Scott Farrow (senior economist and adjunct professor, Heinz School) has been appointed editor, Environmental Statistics Section, Historical Statistics of the U.S. Farrow also received a Senior Fellowship for 1998 at The Woods Hole Oceanographic Institution, Marine Policy Center.

In July, Stephen Fienberg (Maurice Falk Professor of Statistics and former president of the CMU chapter of Phi Kappa Phi) was elected as President Elect of the Institute of Mathematical Statistics. And, with others at Carnegie Mellon, Fienberg had a new book published that presents a scientific response to Herrnstein and Murray's bestseller, The Bell Curve. The book is entitled Intelligence, Genes and Success: Scientists Respond to The Bell Curve (Bernie Devlin, Stephen E. Fienberg, Daniel P. Resnick and Kathryn Roeder, editors; Copernicus, 1997). The book is available in a special paperback edition from local bookstores and via the WWW. Fienberg's sabbatical, which began in January with six months in the Netherlands, is scheduled to end this December.

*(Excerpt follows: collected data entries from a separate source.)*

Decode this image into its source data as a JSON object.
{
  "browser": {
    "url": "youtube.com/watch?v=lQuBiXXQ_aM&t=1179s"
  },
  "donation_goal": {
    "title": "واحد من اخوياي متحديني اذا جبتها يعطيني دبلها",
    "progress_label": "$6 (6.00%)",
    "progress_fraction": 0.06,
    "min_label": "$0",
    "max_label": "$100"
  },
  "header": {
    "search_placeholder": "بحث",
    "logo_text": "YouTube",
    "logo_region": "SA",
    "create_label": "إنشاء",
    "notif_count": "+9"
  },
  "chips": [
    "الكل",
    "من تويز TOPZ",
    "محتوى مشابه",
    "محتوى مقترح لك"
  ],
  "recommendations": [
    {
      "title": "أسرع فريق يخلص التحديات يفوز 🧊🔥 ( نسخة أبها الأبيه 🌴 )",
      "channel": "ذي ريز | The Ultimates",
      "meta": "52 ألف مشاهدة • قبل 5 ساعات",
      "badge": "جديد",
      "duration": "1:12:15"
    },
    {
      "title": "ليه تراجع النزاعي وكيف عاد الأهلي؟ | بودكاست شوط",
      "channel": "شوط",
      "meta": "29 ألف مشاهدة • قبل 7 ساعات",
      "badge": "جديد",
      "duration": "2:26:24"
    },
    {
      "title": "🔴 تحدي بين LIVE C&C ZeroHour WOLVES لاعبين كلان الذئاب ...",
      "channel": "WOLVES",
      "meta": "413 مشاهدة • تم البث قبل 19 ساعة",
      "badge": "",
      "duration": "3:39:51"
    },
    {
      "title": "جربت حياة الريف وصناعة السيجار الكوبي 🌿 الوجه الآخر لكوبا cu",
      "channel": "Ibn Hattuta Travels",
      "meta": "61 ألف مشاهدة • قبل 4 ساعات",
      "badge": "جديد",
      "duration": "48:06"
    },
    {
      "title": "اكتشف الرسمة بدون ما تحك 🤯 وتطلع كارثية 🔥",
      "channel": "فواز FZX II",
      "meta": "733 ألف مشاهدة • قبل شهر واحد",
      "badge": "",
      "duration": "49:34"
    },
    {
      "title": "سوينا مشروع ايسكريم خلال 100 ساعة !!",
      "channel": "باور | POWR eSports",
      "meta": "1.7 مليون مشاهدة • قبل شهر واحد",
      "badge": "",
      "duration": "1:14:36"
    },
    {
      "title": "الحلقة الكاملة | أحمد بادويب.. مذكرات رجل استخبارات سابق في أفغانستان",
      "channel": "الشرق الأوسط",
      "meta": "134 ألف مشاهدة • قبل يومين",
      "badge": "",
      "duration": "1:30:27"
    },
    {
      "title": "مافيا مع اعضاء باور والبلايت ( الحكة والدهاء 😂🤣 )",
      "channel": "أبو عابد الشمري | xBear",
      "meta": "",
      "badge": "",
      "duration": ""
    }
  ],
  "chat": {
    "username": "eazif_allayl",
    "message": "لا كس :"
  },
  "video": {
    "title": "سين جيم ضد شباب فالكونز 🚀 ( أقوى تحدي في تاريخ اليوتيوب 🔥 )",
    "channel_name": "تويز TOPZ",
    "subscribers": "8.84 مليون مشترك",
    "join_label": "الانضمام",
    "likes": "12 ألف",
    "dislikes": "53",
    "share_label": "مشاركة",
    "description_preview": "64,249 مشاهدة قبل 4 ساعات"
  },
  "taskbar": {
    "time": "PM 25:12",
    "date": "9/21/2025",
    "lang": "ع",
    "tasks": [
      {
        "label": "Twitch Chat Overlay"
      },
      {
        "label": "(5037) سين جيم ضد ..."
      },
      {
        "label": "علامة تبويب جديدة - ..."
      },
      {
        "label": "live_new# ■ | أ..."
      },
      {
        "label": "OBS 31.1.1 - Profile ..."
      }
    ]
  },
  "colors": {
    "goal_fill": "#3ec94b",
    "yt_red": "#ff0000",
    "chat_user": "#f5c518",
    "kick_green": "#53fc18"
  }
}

Professor of French Barbara Freed's research on the artists of the Riviera was written up in the Nov. 7 issue of the Chronicle of Higher Education. Her book on the subject, Artists and Their Museums on the Riviera, will be released in early 1998.

Drama School alumnus (1997) Steven Haworth's play "Two Tribes" was performed in the Drama School's Showcase of New Plays this summer.

Oliver Schulte (Ph.D. Philosophy, 1997) is now a faculty member at the University of Alberta.

Teddy Seidenfeld (professor of philosophy and statistics) is spending the fall term at the London School of Economics. He is listed as a "Distinguished Visiting Professor" and is the guest of the LSE's STICERD (Suntory and Toyota International Centres for Economic and Related Disciplines) Center. Seidenfeld is working with colleagues in the Mathematics Department and in the Philosophy Department there.